In her author’s notes, Anderson answers several plausible questions her readers might have for her, inculding details about the fever and her inspiration for the story. It’s clear that she spent a great amount of time and care in researching the event to mine the details that would bring her story and characters to life. 

Professional Review:



1793 252 pp. Simon 9/00 ISBN 0-689-83858-1 16.00 (Middle School) Laurie Halse Anderson
For fourteen-year-old Mattie Cook, the epidemic begins with the news of the sudden and unexpected death of her childhood friend Polly. It is summer 1793, and yellow fever is sweeping through Philadelphia; the death toll will reach five thousand (ten percent of the city’s population) before the frost. Mattie, her mother, and grandfather run a coffeehouse on High Street, and when others flee the city, they choose to stay–until Mattie’s mother is stricken. Sent away by her mother to escape contagion, Mattie tries to leave, is turned back by quarantine officers, falls ill herself, and is taken to Bush Hill, a city hospital run by the celebrated French doctor Steven Girard.

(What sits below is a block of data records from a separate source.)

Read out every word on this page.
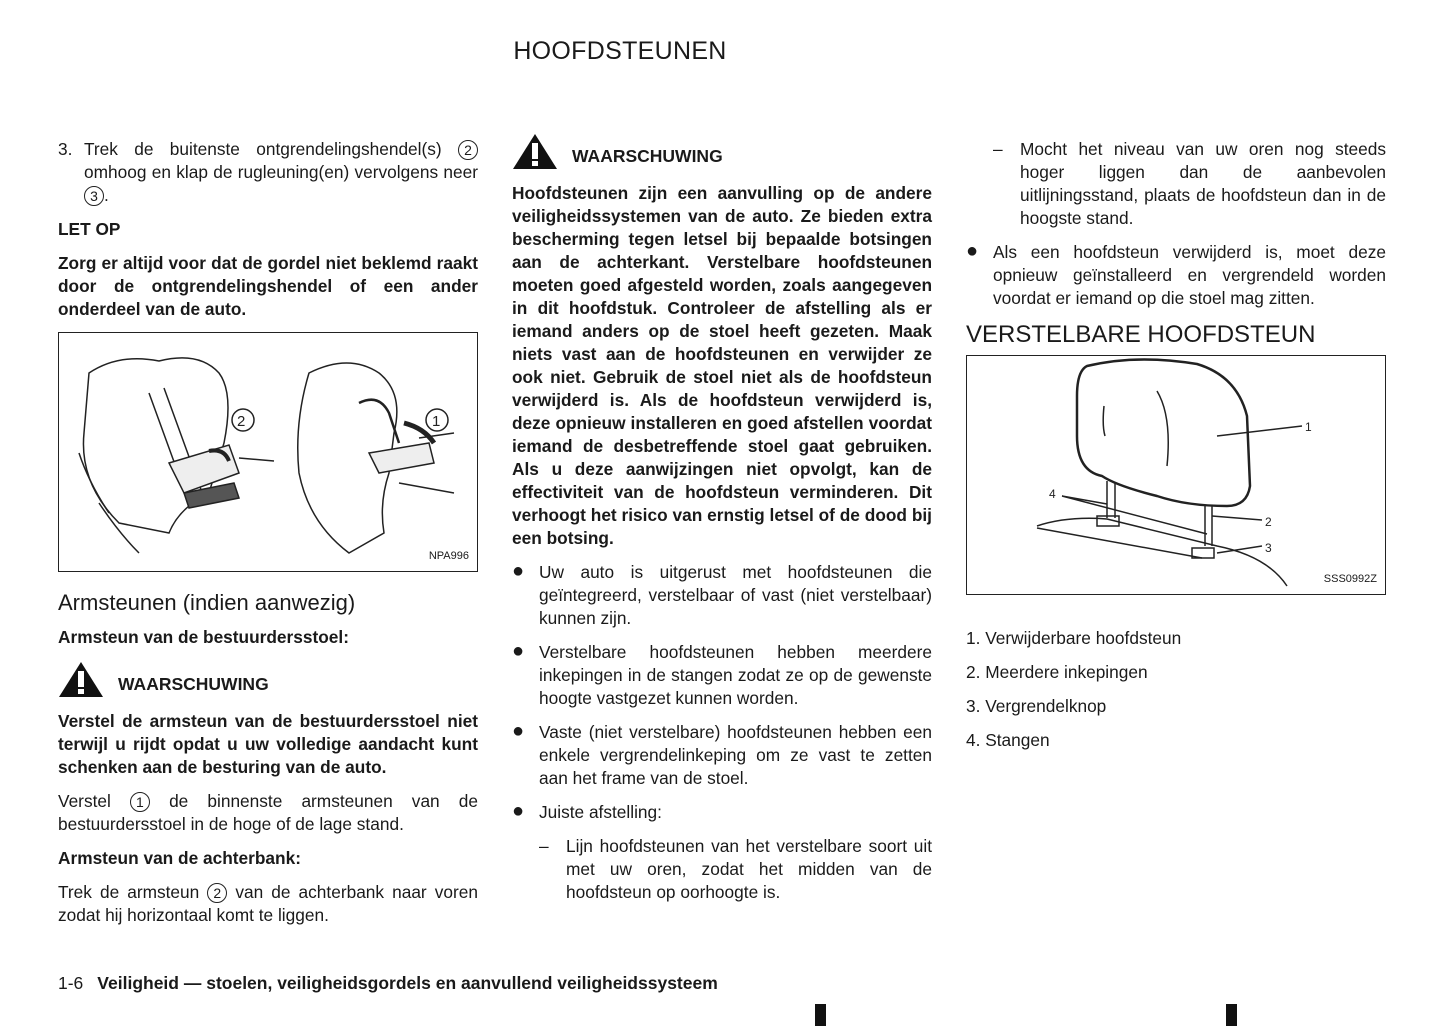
HOOFDSTEUNEN
3. Trek de buitenste ontgrendelingshendel(s) 2 omhoog en klap de rugleuning(en) vervolgens neer 3 .

LET OP

Zorg er altijd voor dat de gordel niet beklemd raakt door de ontgrendelingshendel of een ander onderdeel van de auto.

2	1
NPA996
Armsteunen (indien aanwezig)

Armsteun van de bestuurdersstoel:

WAARSCHUWING

Verstel de armsteun van de bestuurdersstoel niet terwijl u rijdt opdat u uw volledige aandacht kunt schenken aan de besturing van de auto.

Verstel 1 de binnenste armsteunen van de bestuurdersstoel in de hoge of de lage stand.

Armsteun van de achterbank:

Trek de armsteun 2 van de achterbank naar voren zodat hij horizontaal komt te liggen.

WAARSCHUWING

Hoofdsteunen zijn een aanvulling op de andere veiligheidssystemen van de auto. Ze bieden extra bescherming tegen letsel bij bepaalde botsingen aan de achterkant. Verstelbare hoofdsteunen moeten goed afgesteld worden, zoals aangegeven in dit hoofdstuk. Controleer de afstelling als er iemand anders op de stoel heeft gezeten. Maak niets vast aan de hoofdsteunen en verwijder ze ook niet. Gebruik de stoel niet als de hoofdsteun verwijderd is. Als de hoofdsteun verwijderd is, deze opnieuw installeren en goed afstellen voordat iemand de desbetreffende stoel gaat gebruiken. Als u deze aanwijzingen niet opvolgt, kan de effectiviteit van de hoofdsteun verminderen. Dit verhoogt het risico van ernstig letsel of de dood bij een botsing.

● Uw auto is uitgerust met hoofdsteunen die geïntegreerd, verstelbaar of vast (niet verstelbaar) kunnen zijn.

● Verstelbare hoofdsteunen hebben meerdere inkepingen in de stangen zodat ze op de gewenste hoogte vastgezet kunnen worden.

● Vaste (niet verstelbare) hoofdsteunen hebben een enkele vergrendelinkeping om ze vast te zetten aan het frame van de stoel.

● Juiste afstelling:

–	Lijn hoofdsteunen van het verstelbare soort uit met uw oren, zodat het midden van de hoofdsteun op oorhoogte is.

–	Mocht het niveau van uw oren nog steeds hoger liggen dan de aanbevolen uitlijningsstand, plaats de hoofdsteun dan in de hoogste stand.

● Als een hoofdsteun verwijderd is, moet deze opnieuw geïnstalleerd en vergrendeld worden voordat er iemand op die stoel mag zitten.

VERSTELBARE HOOFDSTEUN
1
2
3
4
SSS0992Z
1. Verwijderbare hoofdsteun
2. Meerdere inkepingen
3. Vergrendelknop
4. Stangen
1-6 Veiligheid — stoelen, veiligheidsgordels en aanvullend veiligheidssysteem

Without ever being didactic, Anderson smoothly incorporates extensive research into her story, using dialogue, narration, and Mattie’s own witness to depict folk remedies, debates over treatment, market shortages, the aid work done by free blacks to care for and bury the victims, the breakdown of Philadelphia society, and countless tales of sufferers and survivors. With such a wealth of historical information (nicely set forth in a highly readable appendix), it’s a shame that the plot itself is less involving than the situation. While Mattie is tenacious and likable, her adventures are a series of episodes only casually related to the slender narrative arc in which she wonders if her mother has survived the fever and whether they will be reunited. Subplots concerning Mattie’s own entrepreneurial ambitions and her budding romance with a painter apprenticed to the famous Peale family wait offstage until the end of the book. Still, Anderson has gone far to immerse her readers in the world of the 1793 epidemic; most will appreciate this book for its portrayal of a fascinating and terrifying time in American history.
By Anita L. Burkam

L. Burkam, A. (2000). Fever 1793 [Review of book Fever 1793]Horn Book Magazine76(5), 562-563.

Library Uses:
A text set featuring Fever 1793 and other similar historical fiction titles featuring heroines overcoming enormous odds might engage teen readers in a new genre.  In addition, to Fever 1793, this set might include Chains (also by Anderson), Out of the Dust by Karen Hesse, and The  Red Necklace by Sally Gardner.